Ich habe das Breifrei-Kochbuch von Loretta Stern. Sobald die verspeisten Mengen mehr werden, werde ich davon mal Rezepte ausprobieren (die auf jeden Fall schonmal gut klingen, ob sie auch schmecken, kann ich leider noch nicht sagen 😉
Danke für deine Antwort. Dann sind die Rezepte wohl eher was für ältere Kinder? Aber mit dem Tipp von Bettina komme ich sicher auch erstmal eine Weile aus 😉
Ich kann dir die Internetseite breifrei-rezept.de und babyspeck.at empfehlen, da findet man eigentlich immer etwas.

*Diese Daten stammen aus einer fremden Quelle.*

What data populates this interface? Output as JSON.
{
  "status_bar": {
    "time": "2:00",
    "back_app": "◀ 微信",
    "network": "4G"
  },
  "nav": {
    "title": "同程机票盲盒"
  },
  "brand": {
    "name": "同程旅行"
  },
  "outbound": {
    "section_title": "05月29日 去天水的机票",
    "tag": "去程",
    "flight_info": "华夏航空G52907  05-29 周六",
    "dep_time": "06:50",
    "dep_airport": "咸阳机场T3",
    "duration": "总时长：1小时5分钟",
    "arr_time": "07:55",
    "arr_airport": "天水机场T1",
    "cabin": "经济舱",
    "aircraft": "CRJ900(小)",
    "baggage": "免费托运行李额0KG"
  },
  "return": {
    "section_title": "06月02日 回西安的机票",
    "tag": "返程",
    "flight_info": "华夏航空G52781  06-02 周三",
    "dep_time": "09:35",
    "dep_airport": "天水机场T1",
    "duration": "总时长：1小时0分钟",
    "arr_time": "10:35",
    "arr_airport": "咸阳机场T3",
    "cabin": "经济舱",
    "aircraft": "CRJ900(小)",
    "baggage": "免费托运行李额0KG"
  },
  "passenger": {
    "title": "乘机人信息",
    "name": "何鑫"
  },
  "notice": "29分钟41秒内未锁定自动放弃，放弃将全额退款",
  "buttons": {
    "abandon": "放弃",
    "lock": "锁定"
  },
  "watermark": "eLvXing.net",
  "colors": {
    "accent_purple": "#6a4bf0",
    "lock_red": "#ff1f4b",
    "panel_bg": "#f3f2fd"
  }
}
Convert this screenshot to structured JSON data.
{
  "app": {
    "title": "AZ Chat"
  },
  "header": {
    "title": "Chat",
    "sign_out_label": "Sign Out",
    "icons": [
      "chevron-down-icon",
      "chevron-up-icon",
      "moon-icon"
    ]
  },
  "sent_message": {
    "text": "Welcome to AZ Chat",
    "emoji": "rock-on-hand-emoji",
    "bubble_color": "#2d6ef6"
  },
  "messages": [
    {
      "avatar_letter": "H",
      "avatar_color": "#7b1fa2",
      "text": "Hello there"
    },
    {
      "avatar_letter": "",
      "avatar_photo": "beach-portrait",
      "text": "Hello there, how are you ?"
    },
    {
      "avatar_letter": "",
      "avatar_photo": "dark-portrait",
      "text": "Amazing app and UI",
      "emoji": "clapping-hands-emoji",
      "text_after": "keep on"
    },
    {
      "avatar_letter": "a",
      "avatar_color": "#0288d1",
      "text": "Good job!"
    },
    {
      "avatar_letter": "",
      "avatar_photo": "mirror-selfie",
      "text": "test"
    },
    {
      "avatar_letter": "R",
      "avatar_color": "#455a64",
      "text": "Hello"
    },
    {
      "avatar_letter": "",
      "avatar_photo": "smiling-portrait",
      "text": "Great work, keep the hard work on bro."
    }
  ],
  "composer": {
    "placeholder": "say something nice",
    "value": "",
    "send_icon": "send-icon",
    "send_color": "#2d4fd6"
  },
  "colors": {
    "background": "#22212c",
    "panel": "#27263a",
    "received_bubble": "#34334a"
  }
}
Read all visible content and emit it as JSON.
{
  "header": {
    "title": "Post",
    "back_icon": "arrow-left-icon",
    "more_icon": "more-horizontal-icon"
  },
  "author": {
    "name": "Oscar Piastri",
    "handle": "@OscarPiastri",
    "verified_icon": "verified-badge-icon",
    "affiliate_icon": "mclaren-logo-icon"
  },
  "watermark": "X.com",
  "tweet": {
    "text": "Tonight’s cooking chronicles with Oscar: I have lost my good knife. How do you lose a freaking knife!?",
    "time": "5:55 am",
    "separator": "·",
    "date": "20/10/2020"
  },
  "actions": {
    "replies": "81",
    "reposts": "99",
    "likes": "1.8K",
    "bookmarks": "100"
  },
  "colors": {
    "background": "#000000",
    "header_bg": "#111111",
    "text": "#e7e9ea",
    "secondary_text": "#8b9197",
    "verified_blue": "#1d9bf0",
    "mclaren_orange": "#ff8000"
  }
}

Danke, die Seiten werde ich mir ansehen. 🙂
Danke für diesen Artikel, liebe Susanne!
Es ist total beruhigend, das Muttermilch auch vom Brennwert so viel wertvoller ist als jedes andere Lebensmittel. Das hatte ich zuvor noch nie gehört! Ich weiß noch wie mich die Herstellerangaben und Meinungen meiner Umgebung verunsichert haben, als mein Sohn ins Beikostalter kam. Es hat mich richtig unter Druck gesetzt. Aber damals bin ich dann zum Glück auf deinen Blog gestoßen (September 2015) und wenn dann in den nächsten Wochen mein 2. Kind da ist, kann ich auch an diese Sache viel lockerer gehen. Ich freue mich schon richtig darauf! Mein Sohn ist letztendlich auch ohne die genauen Vorgaben und den Druck zu einem richtig gutem Esser geworden und ich weiß, dass ich meinem Kind sein eigenes Körpergefühl anvertrauen kann und mich beim Essen entspannt zurücklehnen kann. Das habe ich zu einem grpßen Teil deinem Blog zu verdanken!
Liebe Grüße
Anna
Hallo!
Unsere Tochter ist 18 Monate alt und ihr Essverhalten von Anfang an schwierig. Mit 5 Monaten wurde ihr ein Hypertonus diagnostiziert und behandelt. Das Essen ist nicht mehr so schlimm wie anfangs aber sie isst immernoch geringe Mengen. Sie ist auch untergewichtig aber ganzheitlich fit. Seit einigen Wochen weigert sie sich nun bis auf ca. 60 ml /Tag ,zu trinken ( wir geben eigentlich immer Wasser aber aus Verzweiflung haben wir es zwischendurch mit Saft und Milch usw probiert ) . Letzte Woche musste sie daher während eines fiebrigen Infektes ins Krankenhaus zum Rehydrieren. Die Physiotherapeutin sagt , der Hypertonus ist zwar schon da, aber er dürfte ihr das Trinken nicht so schwer machen, dass sie es so verweigert. Macht es deiner Meinung nach in diesem Alter ggf. auch schon Sinn einfach Mal konsequent zu sein und ganz altmodisch zu sagen“ jetzt wird einfach Mal ein Becher leer getrunken“ um ihr das einfach anzugewöhnen ?!Die Alternative wäre nochmal Diagnostik , also Schluckdiagnose und Magenspiegelung und das ist ja schon invasiv. Ich will ihr das lieber ersparen wenn es auch erzieherisch vllt lösbar wäre. Ganz ohne Druck geht es auch scheinbar nicht, das endete im Krankenhaus.